Por: Itsmania Platero

«que renuncien a la policía públicamente si quieren unirse al pueblo, pero que no se escondan tras el uniforme de la policía y la capucha» 


La actuación de ciertos elementos de la policía nacional a dejado en evidencia la debilidad que tiene Honduras en materia de seguridad y defensa, unos pocos policías insurrectos que después del primer aumento de salario logrado en tiempo del período pre y pos electoral, más un plus, los dejó en mejor condición que el resto de otros policías y miembros del ejército, por concepto de premio a una rebeldía, «que ironía».

Ayer pudimos ver algo peor, avalado por el silencio  de los superiores, que no fueron capaces de aplicar una sanción administrativa y pretenden como pilatos, lavar su irresponsabilidad y la violación a los derechos humanos, con una justificación de «justicia mal diseñada» , haciendo uso de la violencia, de bombas lacrimógenas y disparos,  sembrando el pánico en la población, ¿cómo se llama eso, acaso no es terrorismo?. 

Es evidente que la lucha hoy es del pueblo, es él quien se manifiesta, sin colores, ni grupos que los dirijan, es su voluntad que se hace notar.

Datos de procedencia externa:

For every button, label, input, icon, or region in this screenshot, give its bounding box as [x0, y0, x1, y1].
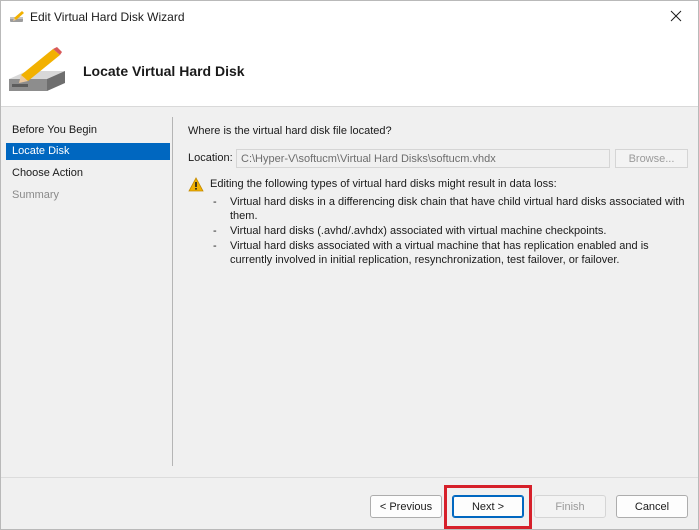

Pero esta lucha no debe confundir a la prensa y ver como héroes a quienes  todos los días han sido cuestionados, no sólo por ellos mismos, sino por los defensores de derechos humanos y la misma plataforma de salud y educación. 

Que les den su aumento salarial, esta bien, pero que destapen su rostro y asuman el compromiso que tiene frente a la institución del Estado, porque esos salarios salen de nuestra tasa de seguridad y también los gustos y exesos de la junta depuradora  de la Policía Nacional que los certifica. ¿Porqué a ellos no se les aplica una sanción por el mal uso de las armas de reglamento, por hacer disparos indiscriminados al aire sembrando el terror?. Esos gustos que ayer se dieron los paga el pueblo con los impuestos. 

¿Porqué los jefes les han permitido el uso de gases lacrimógenos en el interior de la institución policial y se han quedado callados?. Esto sólo demuestra que la Secretaría de Seguridad es un aula sin maestro. Quieren mejoras salariales, estoy de acuerdo que lo pidan y lo ganen como el resto del pueblo, porque al pueblo si, esos son acusados de vandalismo y terrorismo muchos de ellos guardan prisión desde el 2008 sin que nadie los represente. 

El hecho de que ahora parezcan  re-victimizados no los exime de su responsabilidad de afrontar demandas internacionales por violación a los derechos humanos en particular a defensores de derechos humanos, miembros de la prensa y niños, así como al resto del pueblo que no habla por miedo.

No  fue toda la Policia, se debe aplicar las sanciones a los que utilizaron su equipo para agredir a sus superiores; sino llegará el momento en que el crimen organizado aprovechará estos vacíos de poder. Porque hay infiltrados.